Que a economia de Minas Gerais tem seus diferenciais todo mundo já sabe. Mas que essas características vão além da indústria da transformação e extrativa, talvez nem todos estejam por dentro. Comércio e serviços são dois setores com grande potencial. Pesquisa realizada pelo IBOPE reafirmou isso. O estudo destacou 10 regiões do país com maior aptas a receberem seu primeiro shopping center. Ubá e Conselheiro Lafaiete, apareceram entre elas. 

Entenda mais e o porquê no texto abaixo.

Publicada em 02-08-2013



Conselheiro Lafaiete e Ubá estão entre as cidades mais atrativas.
PREFEITURA/DIVULGAÇÃO
Conselheiro Lafaiete aparece em segundo lugar
Conselheiro Lafaiete aparece em segundo lugar
Minas Gerais, a terceira economia do país, tem potencial de crescimento em outras áreas que não somente as indústrias extrativa e de transformação. Os setores de comércio e serviços também são promissores dentro do Estado e possuem espaço de sobra para receber investimentos, principalmente por meio da construção de shopping centers. Atualmente, Minas conta com 43 empreendimentos do tipo em operação e deverá encerrar 2013 com pelos menos 50 em funcionamento.
As informações são do coordenador estadual da Associação Brasileira de Shopping Centers (Abrasce), Durleno Barbosa de Rezende. Segundo ele, apesar de a tendência de interiorização do setor ser vista em todo o território nacional, as cidades mineiras, especialmente, apresentam perfis adequados a esse tipo de consumo, principalmente no que se refere a cidades consideradas polos.

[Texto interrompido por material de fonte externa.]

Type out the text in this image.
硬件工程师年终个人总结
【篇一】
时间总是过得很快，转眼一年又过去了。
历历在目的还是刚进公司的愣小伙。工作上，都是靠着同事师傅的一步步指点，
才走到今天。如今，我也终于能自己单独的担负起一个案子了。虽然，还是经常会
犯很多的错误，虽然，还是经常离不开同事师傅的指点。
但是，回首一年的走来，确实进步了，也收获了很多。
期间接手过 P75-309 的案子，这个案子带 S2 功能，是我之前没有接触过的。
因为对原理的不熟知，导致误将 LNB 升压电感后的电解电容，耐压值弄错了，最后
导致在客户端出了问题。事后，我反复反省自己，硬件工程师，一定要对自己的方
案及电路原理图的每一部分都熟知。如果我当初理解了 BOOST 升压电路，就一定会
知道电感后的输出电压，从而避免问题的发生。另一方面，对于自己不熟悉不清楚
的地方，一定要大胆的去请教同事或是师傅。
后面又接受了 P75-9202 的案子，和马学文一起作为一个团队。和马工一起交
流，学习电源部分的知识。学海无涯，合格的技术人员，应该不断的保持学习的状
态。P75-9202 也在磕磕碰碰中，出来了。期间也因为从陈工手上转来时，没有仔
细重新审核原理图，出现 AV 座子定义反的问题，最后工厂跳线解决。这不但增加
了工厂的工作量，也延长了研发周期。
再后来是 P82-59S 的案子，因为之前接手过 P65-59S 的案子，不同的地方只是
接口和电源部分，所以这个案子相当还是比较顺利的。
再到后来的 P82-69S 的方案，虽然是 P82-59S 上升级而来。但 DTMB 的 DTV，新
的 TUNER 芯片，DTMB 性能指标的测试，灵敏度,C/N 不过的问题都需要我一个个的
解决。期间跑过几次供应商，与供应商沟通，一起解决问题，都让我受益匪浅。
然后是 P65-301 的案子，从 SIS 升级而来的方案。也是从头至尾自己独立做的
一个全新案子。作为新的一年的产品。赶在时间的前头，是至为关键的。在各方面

"Quando se fala em investimento na construção de um shopping, não quer dizer que será de um porte específico ou com atuação direcionada a um público só. Pelo contrário, antes são feitas pesquisas, adequações e análises da demanda da região, de forma que o empreendimento atenda as necessidades existentes naquele local", explica.
Rezende ressalta que em Minas Gerais essa tendência já pode ser confirmada pela chegada de grandes empreendimentos do tipo em cidades como Uberaba, Uberlândia (Triângulo), Varginha (Sul), Divinópolis (Centro-Oeste), Sete Lagoas (Central) e Juiz de Fora (Zona da Mata). No entanto, ele pondera que ainda que a expectativa de inaugurações até o fim deste ano seja alta, se comparada aos anos anteriores, o número continua baixo diante das oportunidades que o Brasil oferece.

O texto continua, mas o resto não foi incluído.